The Mouse Who Wouldn't Play Ball is a 1943 mystery thriller novel by the British writer Anthony Gilbert, the pen name of Lucy Beatrice Malleson. It was the twelfth in a long-running series featuring her unscrupulous London lawyer Arthur Crook. It was released in the United States the following year under the alternative title of Thirty Days to Live.

==Synopsis==
At a country house a miserly but wealthy old man falls down the stairs and dies. When his will is examined his greedily expectant relatives are shocked to discover they won't receive any money at all, as the entire estate passes to Dorothea Capper, a woman they've never heard of.

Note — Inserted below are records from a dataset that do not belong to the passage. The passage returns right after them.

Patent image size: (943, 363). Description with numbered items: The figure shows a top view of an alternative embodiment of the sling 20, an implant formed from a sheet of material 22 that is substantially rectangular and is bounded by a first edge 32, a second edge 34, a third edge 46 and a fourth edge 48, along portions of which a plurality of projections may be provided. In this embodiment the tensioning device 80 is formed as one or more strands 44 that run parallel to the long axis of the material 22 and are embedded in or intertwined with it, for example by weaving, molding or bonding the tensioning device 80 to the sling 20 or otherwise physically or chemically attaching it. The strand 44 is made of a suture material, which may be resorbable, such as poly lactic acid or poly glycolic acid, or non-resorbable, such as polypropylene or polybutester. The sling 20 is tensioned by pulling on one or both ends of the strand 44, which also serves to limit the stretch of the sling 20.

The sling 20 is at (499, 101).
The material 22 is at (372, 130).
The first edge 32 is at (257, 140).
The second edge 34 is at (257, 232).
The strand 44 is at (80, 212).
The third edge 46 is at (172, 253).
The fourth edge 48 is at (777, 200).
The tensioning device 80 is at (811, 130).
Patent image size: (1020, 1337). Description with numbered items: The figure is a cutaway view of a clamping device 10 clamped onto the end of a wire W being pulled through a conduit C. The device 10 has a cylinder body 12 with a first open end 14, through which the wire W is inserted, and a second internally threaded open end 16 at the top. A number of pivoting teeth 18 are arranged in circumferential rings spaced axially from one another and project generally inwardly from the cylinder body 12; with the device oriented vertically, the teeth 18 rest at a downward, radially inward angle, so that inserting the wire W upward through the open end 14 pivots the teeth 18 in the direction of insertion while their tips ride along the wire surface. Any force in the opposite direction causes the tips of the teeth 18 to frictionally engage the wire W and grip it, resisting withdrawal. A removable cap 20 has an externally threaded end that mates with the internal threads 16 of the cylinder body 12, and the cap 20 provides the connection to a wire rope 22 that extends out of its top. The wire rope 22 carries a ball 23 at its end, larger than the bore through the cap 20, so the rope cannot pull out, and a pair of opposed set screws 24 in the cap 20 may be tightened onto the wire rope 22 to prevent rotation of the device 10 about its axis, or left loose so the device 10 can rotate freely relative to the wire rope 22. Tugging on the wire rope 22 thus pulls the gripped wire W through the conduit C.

However to secure her inheritance she must spend thirty days in the house, despite a clear threat to her life. To help her she calls in Arthur Crook.

==Film adaptation==
In 1944 it was made into a film Candles at Nine directed by John Harlow and starring Jessie Matthews, John Stuart and Beatrix Lehmann.

==Bibliography==
- Goble, Alan. The Complete Index to Literary Sources in Film. Walter de Gruyter, 1999.
- Reilly, John M. Twentieth Century Crime & Mystery Writers. Springer, 2015.